O suç örgütü hakkında daha önceki dosyalar kapatılmış.
Dosyaları kapatan savcıların amiri olan Ankara’daki başsavcı, o suç örgütünden villa ve araba almakla suçlanmış.
O başsavcı bunu yalanlamış, ilgili haberleri sildirmiş ama o suç örgütü lideriyle görüştüğünü kabul etmiş.
Yıllar sonra o suç örgütünü yargılayan aynı Ankara Adliyesi’nin başka yargı mensupları, dava dosyasına MASAK raporu koymuş.
MASAK raporunda, bir kamu bankasının o suç örgütüne yarım milyar lira kredi verdiği yazıyormuş.
Suç örgütü liderinin kapatılan suç dosyaları da o raporda yer bulmuş.
Devletin kendi raporunu kaynak göstererek yazan o habere de yayın yasağı gelmiş.
O yasak kararında, silahlı suç örgütüne halkın cebinden para verilmesini belgeleyen haberin, o bankanın "kişilik haklarını ihlal ettiği" söylenmiş.
Bunu söyleyen hâkim İstanbul’da görev yapıyormuş.
O İstanbul’un önceki başsavcısı ise o hâkimin istenilen yasak kararlarını vermesi için baskı gördüğünü bir süre önce ihbar etmiş.
Baskıyı yapan da İstanbul’un Adalet Komisyonu başkanı imiş.
O ihbarı alıp, savcıları ve hâkimleri soruşturacak olan kişilerin de İzmir’deki Adalet Komisyonu başkanının silah cephaneliğinin önünde fotoğrafları çıkmış.
Kafanız mı karıştı? Karışsın. Öyle ya, eksiği çok ama yalanı yok.
Okumuşsunuzdur; Ayhan Bora Kaplan dosyasına giren MASAK raporunu yazan Timur Soykan’ın haberine yayın yasağı geldi. İşte dava dosyasındaki o raporda yazanlardan biri de Kaplan’ın suç kaydıydı. MASAK uzmanı, Kaplan’ın hangi dosyalarının kapatıldığını UYAP’tan aldığı bilgilerle teker teker listelemiş.
O listede yer alan soruşturmalardan biri de "2019/131411" numaralı dosya. Rapora göre suçlama ise "uyuşturucu veya uyarıcı madde imal etme". Peki, nasıl olmuş da kapatılmış o soruşturma?

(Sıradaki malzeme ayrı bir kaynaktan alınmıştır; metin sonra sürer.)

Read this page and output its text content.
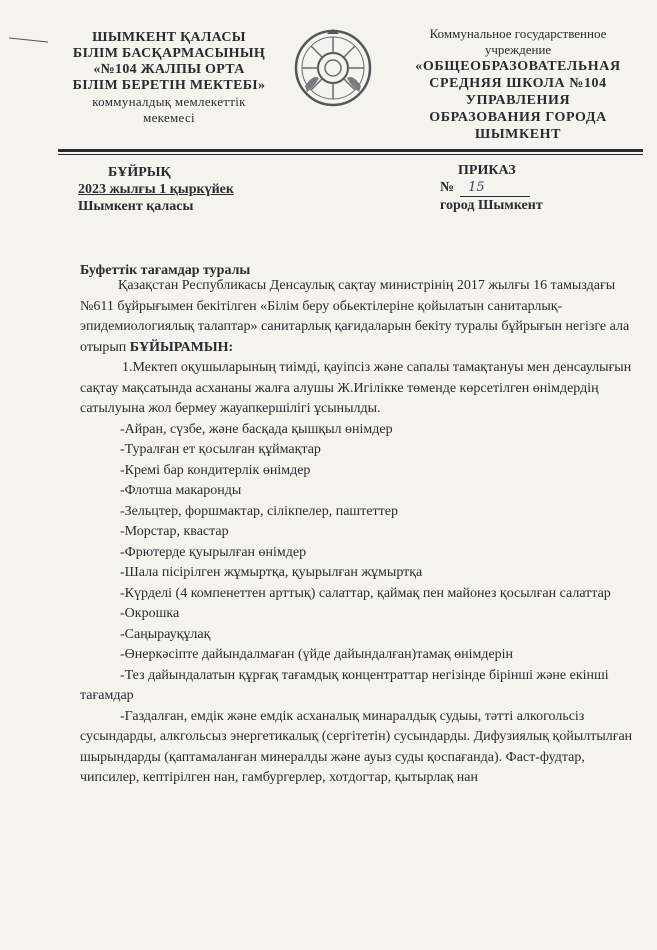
ШЫМКЕНТ ҚАЛАСЫ
БІЛІМ БАСҚАРМАСЫНЫҢ
«№104 ЖАЛПЫ ОРТА
БІЛІМ БЕРЕТІН МЕКТЕБІ»
коммуналдық мемлекеттік
мекемесі
Коммунальное государственное
учреждение
«ОБЩЕОБРАЗОВАТЕЛЬНАЯ
СРЕДНЯЯ ШКОЛА №104
УПРАВЛЕНИЯ
ОБРАЗОВАНИЯ ГОРОДА
ШЫМКЕНТ
БҰЙРЫҚ
2023 жылғы 1 қыркүйек
Шымкент қаласы
ПРИКАЗ
№ 15
город Шымкент
Буфеттік тағамдар туралы

Қазақстан Республикасы Денсаулық сақтау министрінің 2017 жылғы 16 тамыздағы №611 бұйрығымен бекітілген «Білім беру обьектілеріне қойылатын санитарлық-эпидемиологиялық талаптар» санитарлық қағидаларын бекіту туралы бұйрығын негізге ала отырып БҰЙЫРАМЫН:

1.Мектеп оқушыларының тиімді, қауіпсіз және сапалы тамақтануы мен денсаулығын сақтау мақсатында асхананы жалға алушы Ж.Игілікке төменде көрсетілген өнімдердің сатылуына жол бермеу жауапкершілігі ұсынылды.

-Айран, сүзбе, және басқада қышқыл өнімдер

-Туралған ет қосылған құймақтар

-Кремі бар кондитерлік өнімдер

-Флотша макаронды

-Зельцтер, форшмактар, сілікпелер, паштеттер

-Морстар, квастар

-Фрютерде қуырылған өнімдер

-Шала пісірілген жұмыртқа, қуырылған жұмыртқа

-Күрделі (4 компенеттен арттық) салаттар, қаймақ пен майонез қосылған салаттар

-Окрошка

-Саңырауқұлақ

-Өнеркәсіпте дайындалмаған (үйде дайындалған)тамақ өнімдерін

-Тез дайындалатын құрғақ тағамдық концентраттар негізінде бірінші және екінші тағамдар

-Газдалған, емдік және емдік асханалық минаралдық судыы, тәтті алкогольсіз сусындарды, алкгольсыз энергетикалық (сергітетін) сусындарды. Дифузиялық қойылтылған шырындарды (қаптамаланған минералды және ауыз суды қоспағанда). Фаст-фудтар, чипсилер, кептірілген нан, гамбургерлер, хотдогтар, қытырлақ нан
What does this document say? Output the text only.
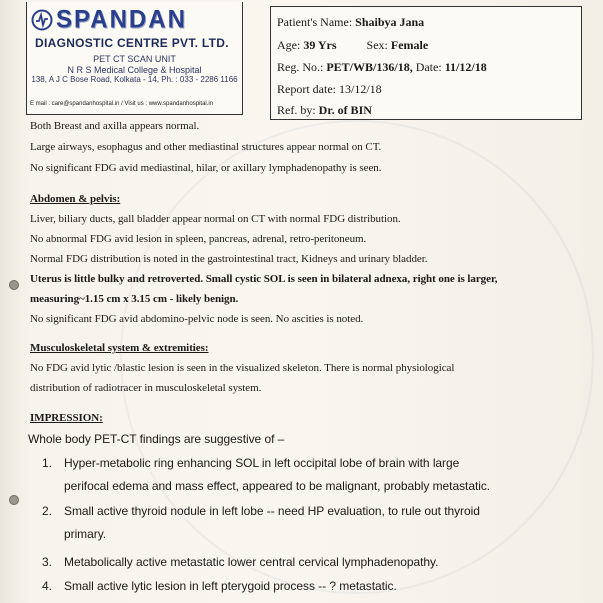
SPANDAN
DIAGNOSTIC CENTRE PVT. LTD.
PET CT SCAN UNIT
N R S Medical College & Hospital
138, A J C Bose Road, Kolkata - 14, Ph. : 033 - 2286 1166
E mail : care@spandanhospital.in / Visit us : www.spandanhospital.in
Patient's Name: Shaibya Jana
Age: 39 Yrs	Sex: Female
Reg. No.: PET/WB/136/18, Date: 11/12/18
Report date: 13/12/18
Ref. by: Dr. of BIN
Both Breast and axilla appears normal.
Large airways, esophagus and other mediastinal structures appear normal on CT.
No significant FDG avid mediastinal, hilar, or axillary lymphadenopathy is seen.
Abdomen & pelvis:
Liver, biliary ducts, gall bladder appear normal on CT with normal FDG distribution.
No abnormal FDG avid lesion in spleen, pancreas, adrenal, retro-peritoneum.
Normal FDG distribution is noted in the gastrointestinal tract, Kidneys and urinary bladder.
Uterus is little bulky and retroverted. Small cystic SOL is seen in bilateral adnexa, right one is larger,
measuring~1.15 cm x 3.15 cm - likely benign.
No significant FDG avid abdomino-pelvic node is seen. No ascities is noted.
Musculoskeletal system & extremities:
No FDG avid lytic /blastic lesion is seen in the visualized skeleton. There is normal physiological
distribution of radiotracer in musculoskeletal system.
IMPRESSION:
Whole body PET-CT findings are suggestive of –
1. Hyper-metabolic ring enhancing SOL in left occipital lobe of brain with large
perifocal edema and mass effect, appeared to be malignant, probably metastatic.
2. Small active thyroid nodule in left lobe -- need HP evaluation, to rule out thyroid
primary.
3. Metabolically active metastatic lower central cervical lymphadenopathy.
4. Small active lytic lesion in left pterygoid process -- ? metastatic.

İSİM İSİM İHBARA RAĞMEN...
Masamdaki iki sayfalık "kovuşturmaya yer olmadığına dair karara" bakıyorum. Soruşturma sadece uyuşturucudan değil, suç örgütünden de açılmış...
Şöyle ki...
Tekirdağ Cezaevi’nde hapis yatan T.A. adlı biri var. Ankara’da faaliyet gösteren suç örgütlerine ilişkin ifade vermek istiyor. İhbar dilekçesinden sonra cezaevinde ifadesi alınıyor. Tutanakta T.A’nın ifadesi şöyle özetleniyor:
"Ökkeş ve Kırıklar olarak bilinen örgütlere ilişkin bilgilerinin olduğu, Altındağ bölgesinde uyuşturucu ve silah işi yaptıklarını...
Bu örgütler dışında Varişler diye bilinen, soyadları Variş olan bir örgüt daha olduğunu, bunların da uyuşturucu ve silah işi yaptığını...
Dilekçesinde belirtilen diğer bir örgütün Kadir İnan isimli bir grubun olduğunu, bunların da uyuşturucu ve kadın işi yaptıklarını, Hıdırlıktepe’de faaliyet gösterdiklerini...
Dilekçesinde belirtilen B.K. dediği kişinin Bora Kaplan, S.G. baş harflerini belirttiği kişinin Sabahattin Genç, Ö.G. diye belirttiği kişinin Sabahattin’in kardeşi Ökkeş Genç, F.S. olarak belirttiği kişinin Ferhat Sönmez isimli kişi olduğunu…
Kürt Cemal isimli birini duyduğunu, Ankara’da eroin dağıttığını beyan etti."
İhbarcı T.A., "Altındağ ilçesinde yetişmiş biri olarak çalışma sistemlerini biliyorum" diye de ekliyor.
Yani, bundan beş yıl önce, Ayhan Bora Kaplan ile yapılan bir "suç örgütü" ihbarından bahsediyorum.
Sonuç ne mi oluyor?
Savcılığın takipsizlik kararından özetliyorum:
"Tüm iddialar ve kişilerle ilgili olarak evrak içerlerinde somut bilgi olmamasına rağmen yapılan istihbari ve sokak çalışmalarında halihazırda herhangi bir somut veri bulunmadı."
Ve:
"Şüpheliler açısından iddia olunan suçlarla ilgili olarak soruşturma yürütülmüş, ihbar edenin 2006 yılından beri ceza infaz kurumunda bulunup, herhangi bir bilgi vermeksizin atılı suçları işlediğini belirterek ihbar ettiği kişiler ile ilgili soyut anlatım dışında hali hazırda atılı suçların işlendiğine ilişkin kamu davasının ikamesini gerektirir nitelikte delil bulunmadığı anlaşıldı."
Sözün özü: Ayhan Bora Kaplan’ın birinci şüpheli olduğu dosya 4 Kasım 2019’da kapatılıyor.
Peki, o dönemde bu soruşturmayı yürüten Ankara Cumhuriyet Başsavcılığı koltuğunda kim oturuyor?
Şimdi Ayhan Bora Kaplan’la ilişkisi olmakla suçlanan Yüksel Kocaman!
Sahi... Polisin ve savcının beş yıl önce bulamadığı suçlar bugün nasıl bulunabiliyor da MASAK raporuna girebiliyor? Siz yoksa suç örgütünün sadece silahı mı var sanıyorsunuz?